"Jeongguk, neredesin?"
"Oyun oynuyorum!"
Derin bir nefes verip dolabın açık kapağından görünen asansöre baktım. İçeri girip kapağı arkamdan kapatmış, asansöre binip aşağı inmeyi beklemiştim.
"Şapşal sevgilim benim."
Kendi kendime mırıldanıp güldüğümde asansörün kapıları açılmış, büyük oyun odası çıkmıştı karşıma. Televizyonlar, oyun konsolları, bilardo masası ve uzunlamasına bir vitrin dolusu oyuncak vigürü.
Çocuk gibiydi, kim biriktirirdi ondan başka bunları?
Çocuktu işte, benim minik oğlanımdı.
"Oyunun sırası mı şimdi Jeon?"
"Sıkıldım biraz, adam kesmekten."
"Sıkıldın mı? Nasıl ya? Nasıl sıkılabilirsin bundan?"
Şaşkınlıkla sorduğumda yan gözle hızlı bir bakış atıp oyununa geri dönmüş, hafifçe sırıtmıştı.
"Sonları gelmiyor, şimdilik kendime ufak bir mola verdim. Geri dönüşüm muhteşem olacak. Hadi, hadi! İşte bu be!"
Yumruğunu sıkıp havaya salladığında göz devirip güldüm salaklığına. Gülüşümü duyduğunda elindeki konsol kolunu bırakıp bacağını pat patladı.
Yanına gidip kucağına yerleştim güzelce, hemen dudaklarım gerilmişti, ona dokunmam bile yetiyordu gülmek için.
"Herkesi teker teker avlıyoruz ama Deborah da her birini öldürdüğümüzde yenisini ekliyor safına."
"O kadını öldürmemiz gerekiyor Jeongguk, buraya bir kez daha geldiğinde, sağ çıkmayacak."
"Olmaz, oyun istiyorsa çok güzel oynarız biz de.

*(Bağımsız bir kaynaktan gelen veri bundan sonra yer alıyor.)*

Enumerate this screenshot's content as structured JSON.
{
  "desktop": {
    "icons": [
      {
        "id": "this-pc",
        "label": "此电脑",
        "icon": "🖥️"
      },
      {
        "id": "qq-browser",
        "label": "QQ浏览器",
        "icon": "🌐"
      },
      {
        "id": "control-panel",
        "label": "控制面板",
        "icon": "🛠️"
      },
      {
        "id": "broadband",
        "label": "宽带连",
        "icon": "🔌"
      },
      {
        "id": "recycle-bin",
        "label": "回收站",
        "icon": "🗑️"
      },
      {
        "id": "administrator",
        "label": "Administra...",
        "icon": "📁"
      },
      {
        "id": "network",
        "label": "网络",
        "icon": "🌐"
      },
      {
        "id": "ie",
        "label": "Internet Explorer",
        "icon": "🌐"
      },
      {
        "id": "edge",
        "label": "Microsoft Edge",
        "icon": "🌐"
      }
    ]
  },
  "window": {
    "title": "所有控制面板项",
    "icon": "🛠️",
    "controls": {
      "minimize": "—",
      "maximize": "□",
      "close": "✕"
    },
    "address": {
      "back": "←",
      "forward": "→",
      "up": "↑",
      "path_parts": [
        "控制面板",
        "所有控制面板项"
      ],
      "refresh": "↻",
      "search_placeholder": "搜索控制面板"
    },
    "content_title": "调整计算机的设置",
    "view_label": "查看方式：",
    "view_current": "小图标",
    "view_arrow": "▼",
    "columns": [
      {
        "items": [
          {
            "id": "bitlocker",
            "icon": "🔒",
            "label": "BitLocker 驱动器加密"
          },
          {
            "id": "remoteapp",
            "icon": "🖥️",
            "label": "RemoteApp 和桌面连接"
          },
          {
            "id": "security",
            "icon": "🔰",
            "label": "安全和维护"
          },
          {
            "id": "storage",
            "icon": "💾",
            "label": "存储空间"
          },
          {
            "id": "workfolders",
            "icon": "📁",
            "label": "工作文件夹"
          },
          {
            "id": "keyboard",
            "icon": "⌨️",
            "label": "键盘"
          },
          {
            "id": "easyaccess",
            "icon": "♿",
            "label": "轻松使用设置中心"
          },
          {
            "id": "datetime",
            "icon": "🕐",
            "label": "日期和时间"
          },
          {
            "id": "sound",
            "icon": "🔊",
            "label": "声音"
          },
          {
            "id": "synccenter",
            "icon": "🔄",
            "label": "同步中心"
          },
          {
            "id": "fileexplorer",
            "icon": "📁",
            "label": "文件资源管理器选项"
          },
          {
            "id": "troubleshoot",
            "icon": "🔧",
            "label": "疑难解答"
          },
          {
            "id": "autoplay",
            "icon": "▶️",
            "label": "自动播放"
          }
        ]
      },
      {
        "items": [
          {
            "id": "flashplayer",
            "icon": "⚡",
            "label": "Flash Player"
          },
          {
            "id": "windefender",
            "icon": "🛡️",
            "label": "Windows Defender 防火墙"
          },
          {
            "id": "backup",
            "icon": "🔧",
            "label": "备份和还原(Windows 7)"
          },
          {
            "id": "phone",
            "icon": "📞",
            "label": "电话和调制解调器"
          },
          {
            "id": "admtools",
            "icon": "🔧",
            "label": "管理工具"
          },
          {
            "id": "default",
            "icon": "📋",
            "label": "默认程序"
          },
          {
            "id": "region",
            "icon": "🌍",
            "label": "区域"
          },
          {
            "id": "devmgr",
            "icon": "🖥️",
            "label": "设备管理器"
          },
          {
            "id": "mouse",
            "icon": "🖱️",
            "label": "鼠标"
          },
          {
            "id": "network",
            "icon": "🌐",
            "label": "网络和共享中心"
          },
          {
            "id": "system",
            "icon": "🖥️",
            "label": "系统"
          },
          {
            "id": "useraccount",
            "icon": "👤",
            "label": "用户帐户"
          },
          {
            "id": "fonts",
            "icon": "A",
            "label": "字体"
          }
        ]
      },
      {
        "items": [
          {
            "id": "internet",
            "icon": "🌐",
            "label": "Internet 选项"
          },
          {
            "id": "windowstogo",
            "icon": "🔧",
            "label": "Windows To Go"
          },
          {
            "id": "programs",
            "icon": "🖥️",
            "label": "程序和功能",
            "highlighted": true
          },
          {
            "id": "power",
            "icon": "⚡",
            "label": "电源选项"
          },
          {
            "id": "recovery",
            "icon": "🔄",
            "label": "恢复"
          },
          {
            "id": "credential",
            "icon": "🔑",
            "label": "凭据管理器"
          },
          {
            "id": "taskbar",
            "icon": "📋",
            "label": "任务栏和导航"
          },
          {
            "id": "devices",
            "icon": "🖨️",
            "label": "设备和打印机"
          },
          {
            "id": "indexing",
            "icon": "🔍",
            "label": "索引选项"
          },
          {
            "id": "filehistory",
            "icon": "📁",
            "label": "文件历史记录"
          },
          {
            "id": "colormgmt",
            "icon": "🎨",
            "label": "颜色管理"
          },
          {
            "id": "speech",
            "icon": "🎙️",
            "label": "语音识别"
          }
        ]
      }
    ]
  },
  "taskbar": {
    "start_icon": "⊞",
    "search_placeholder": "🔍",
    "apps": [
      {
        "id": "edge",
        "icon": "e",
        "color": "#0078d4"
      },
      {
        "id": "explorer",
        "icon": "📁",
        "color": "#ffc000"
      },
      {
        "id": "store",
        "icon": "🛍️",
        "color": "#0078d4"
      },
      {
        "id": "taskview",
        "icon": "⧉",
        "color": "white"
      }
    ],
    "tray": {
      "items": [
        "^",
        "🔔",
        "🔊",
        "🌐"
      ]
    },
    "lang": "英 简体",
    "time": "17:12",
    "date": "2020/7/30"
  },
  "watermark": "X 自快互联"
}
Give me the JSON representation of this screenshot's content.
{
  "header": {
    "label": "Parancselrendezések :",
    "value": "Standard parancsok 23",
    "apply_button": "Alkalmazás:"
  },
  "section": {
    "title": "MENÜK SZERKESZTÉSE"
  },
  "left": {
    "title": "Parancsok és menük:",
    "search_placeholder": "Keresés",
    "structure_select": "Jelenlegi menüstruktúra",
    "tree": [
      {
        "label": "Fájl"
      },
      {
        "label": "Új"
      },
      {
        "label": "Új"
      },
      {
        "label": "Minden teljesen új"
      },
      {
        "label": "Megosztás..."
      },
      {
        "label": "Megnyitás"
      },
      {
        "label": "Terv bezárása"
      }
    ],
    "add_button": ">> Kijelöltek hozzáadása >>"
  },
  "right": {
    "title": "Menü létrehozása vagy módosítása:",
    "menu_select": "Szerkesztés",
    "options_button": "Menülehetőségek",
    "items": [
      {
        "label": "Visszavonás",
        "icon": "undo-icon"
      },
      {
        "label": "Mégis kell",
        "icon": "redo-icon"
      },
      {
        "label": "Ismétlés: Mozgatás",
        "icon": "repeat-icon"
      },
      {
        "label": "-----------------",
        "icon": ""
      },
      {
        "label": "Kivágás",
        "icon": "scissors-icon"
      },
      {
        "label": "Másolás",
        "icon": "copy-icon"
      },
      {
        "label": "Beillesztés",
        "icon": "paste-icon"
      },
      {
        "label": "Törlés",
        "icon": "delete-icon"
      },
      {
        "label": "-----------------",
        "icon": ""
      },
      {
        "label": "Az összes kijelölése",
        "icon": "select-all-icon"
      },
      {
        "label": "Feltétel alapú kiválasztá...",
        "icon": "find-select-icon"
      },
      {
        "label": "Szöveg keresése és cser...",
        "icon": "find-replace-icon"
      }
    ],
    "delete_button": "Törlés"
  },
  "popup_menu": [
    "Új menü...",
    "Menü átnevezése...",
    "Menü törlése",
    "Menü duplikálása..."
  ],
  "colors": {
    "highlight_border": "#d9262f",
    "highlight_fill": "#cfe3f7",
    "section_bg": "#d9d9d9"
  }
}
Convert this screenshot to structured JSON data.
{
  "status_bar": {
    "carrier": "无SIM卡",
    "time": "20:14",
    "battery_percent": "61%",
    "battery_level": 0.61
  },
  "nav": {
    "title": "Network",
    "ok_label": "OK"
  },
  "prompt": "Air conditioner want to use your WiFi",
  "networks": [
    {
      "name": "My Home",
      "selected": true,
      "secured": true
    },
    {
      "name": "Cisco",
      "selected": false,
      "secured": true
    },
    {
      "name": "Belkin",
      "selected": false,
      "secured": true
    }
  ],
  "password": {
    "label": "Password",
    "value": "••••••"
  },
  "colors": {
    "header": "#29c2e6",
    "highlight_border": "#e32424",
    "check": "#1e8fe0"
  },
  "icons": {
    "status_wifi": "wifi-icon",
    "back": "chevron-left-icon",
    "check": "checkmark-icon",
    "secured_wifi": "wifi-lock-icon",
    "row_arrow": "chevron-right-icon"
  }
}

Son ana kadar bekleyeceğiz."
Derin bir nefes verip onayladım ve başımı omzuna koyup biraz daha yaklaştım bedenine.
"Kedi gibisin, yine sokuldun bana."
"Tenine temas etmek hoşuma gidiyor."
Sesim boynuna çarptığından boğuk çıkmıştı, oyuna olan ilgisini tamamen kesip benimle ilgilenmeye başlamıştı.
"Minik bebek seni."
"Bebek diyebileceğin son insanım bence."
"Sevgilim olsana."
Kalbim öyle şiddetli çarptı ki nefesim kesildi, öylece kalakaldım.
"İlişkimizin gerçek bir adı olsun. Ne dersin?"
Kafamı omzundan kaldırıp birbirinden farklı gözlerine baktım. Heyecanla cevabımı bekliyordu.
"Sana o kelimeleri henüz söylemesem bile de mi?"
"Fark etmez ki, ben biliyorum. İstersen hiç söyleme."
"Tamam o zaman, olurum. Sevgilin yani."
Gülümseyip dudaklarımı sertçe öptüğünde hâlâ şoktaydım.
"Tam da bize göre bir teklif oldu, değil mi? Saçma sapan ve aniden gelişen."
"Beni sinir ediyorsun yine."
"Ne yaptım ki?!"
"Seni seviyorum."
Gözleri irileşmiş, derin bir nefes alıp yutkunmuştu.
"Beni bugün çok şaşırtıyorsun. Ne oldu, ölecek miyim?"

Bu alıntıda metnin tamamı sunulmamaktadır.